Savory Soup Beans

Randy Mayor; Melanie J. Clarke
Though this humble dish is traditionally made with bacon, the smoked paprika gives this vegetarian version a similar smoky, savory flavor. You can order it online at www.ethnicgrocer.com, www.thespicehouse.com, or www.tienda.com.

Yield:

8 servings (serving size: about 1 1/2 cups)

Recipe from

Nutritional Information

Calories 289
Caloriesfromfat 14 %
Fat 4.4 g
Satfat 0.7 g
Monofat 2.7 g
Polyfat 0.7 g
Protein 14.8 g
Carbohydrate 49.6 g
Fiber 15.8 g
Cholesterol 0.0 mg
Iron 4.6 mg
Sodium 739 mg
Calcium 98 mg

Ingredients

3 cups dried pinto beans
2 tablespoons olive oil
3 cups finely chopped onion
2 teaspoons Spanish smoked paprika
6 garlic cloves, minced
7 cups water
2 bay leaves
2 1/2 teaspoons salt

Preparation

Sort and wash beans; place in a large saucepan. Cover with water to 2 inches above beans; bring to a boil. Cook 2 minutes; remove from heat. Cover and let stand 1 hour. Drain.

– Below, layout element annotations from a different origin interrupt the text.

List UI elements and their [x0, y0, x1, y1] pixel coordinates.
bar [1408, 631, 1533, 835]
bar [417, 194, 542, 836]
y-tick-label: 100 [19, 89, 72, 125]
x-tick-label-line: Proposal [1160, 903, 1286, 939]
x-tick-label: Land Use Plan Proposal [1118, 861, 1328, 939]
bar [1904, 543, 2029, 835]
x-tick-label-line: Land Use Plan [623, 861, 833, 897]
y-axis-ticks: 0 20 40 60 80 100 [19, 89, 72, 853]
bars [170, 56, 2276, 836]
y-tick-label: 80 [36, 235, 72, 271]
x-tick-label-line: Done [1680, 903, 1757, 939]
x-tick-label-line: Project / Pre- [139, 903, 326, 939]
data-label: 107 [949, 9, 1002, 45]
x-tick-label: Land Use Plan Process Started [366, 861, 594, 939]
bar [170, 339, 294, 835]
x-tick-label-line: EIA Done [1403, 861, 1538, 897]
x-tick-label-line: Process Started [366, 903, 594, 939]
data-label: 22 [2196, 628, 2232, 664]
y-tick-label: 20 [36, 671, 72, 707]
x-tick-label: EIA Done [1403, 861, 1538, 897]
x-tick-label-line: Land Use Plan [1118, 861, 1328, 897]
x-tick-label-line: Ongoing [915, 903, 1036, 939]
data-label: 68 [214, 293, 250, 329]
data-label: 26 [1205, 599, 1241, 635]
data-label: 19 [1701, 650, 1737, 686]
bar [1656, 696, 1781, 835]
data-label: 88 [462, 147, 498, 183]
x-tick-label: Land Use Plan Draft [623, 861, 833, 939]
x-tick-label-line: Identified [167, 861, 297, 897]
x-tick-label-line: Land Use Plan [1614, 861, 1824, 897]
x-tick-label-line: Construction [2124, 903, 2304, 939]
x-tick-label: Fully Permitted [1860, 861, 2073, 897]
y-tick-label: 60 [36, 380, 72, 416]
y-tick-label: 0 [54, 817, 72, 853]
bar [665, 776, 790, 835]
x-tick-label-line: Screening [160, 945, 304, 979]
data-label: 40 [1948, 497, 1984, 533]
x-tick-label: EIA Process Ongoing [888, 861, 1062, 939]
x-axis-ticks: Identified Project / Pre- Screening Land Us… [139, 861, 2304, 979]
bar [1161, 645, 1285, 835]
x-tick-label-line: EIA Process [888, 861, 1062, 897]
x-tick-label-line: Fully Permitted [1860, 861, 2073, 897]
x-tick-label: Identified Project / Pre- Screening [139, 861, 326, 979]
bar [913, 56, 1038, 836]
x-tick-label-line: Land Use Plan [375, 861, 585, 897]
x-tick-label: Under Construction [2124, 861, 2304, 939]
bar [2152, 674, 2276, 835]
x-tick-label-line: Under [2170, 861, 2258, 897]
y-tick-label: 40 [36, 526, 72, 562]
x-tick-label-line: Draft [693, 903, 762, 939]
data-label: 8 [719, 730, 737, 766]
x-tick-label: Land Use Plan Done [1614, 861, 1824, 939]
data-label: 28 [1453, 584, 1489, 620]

Wipe pan dry with a paper towel. Heat oil in pan over medium-high heat. Add onion, paprika, and garlic; sauté 4 minutes or until tender. Stir in beans, 7 cups water, and bay leaves; bring to a boil. Cover, reduce heat, and simmer 1 1/2 hours or until beans are tender. Stir in salt. Discard bay leaves. Remove from heat; partially mash beans.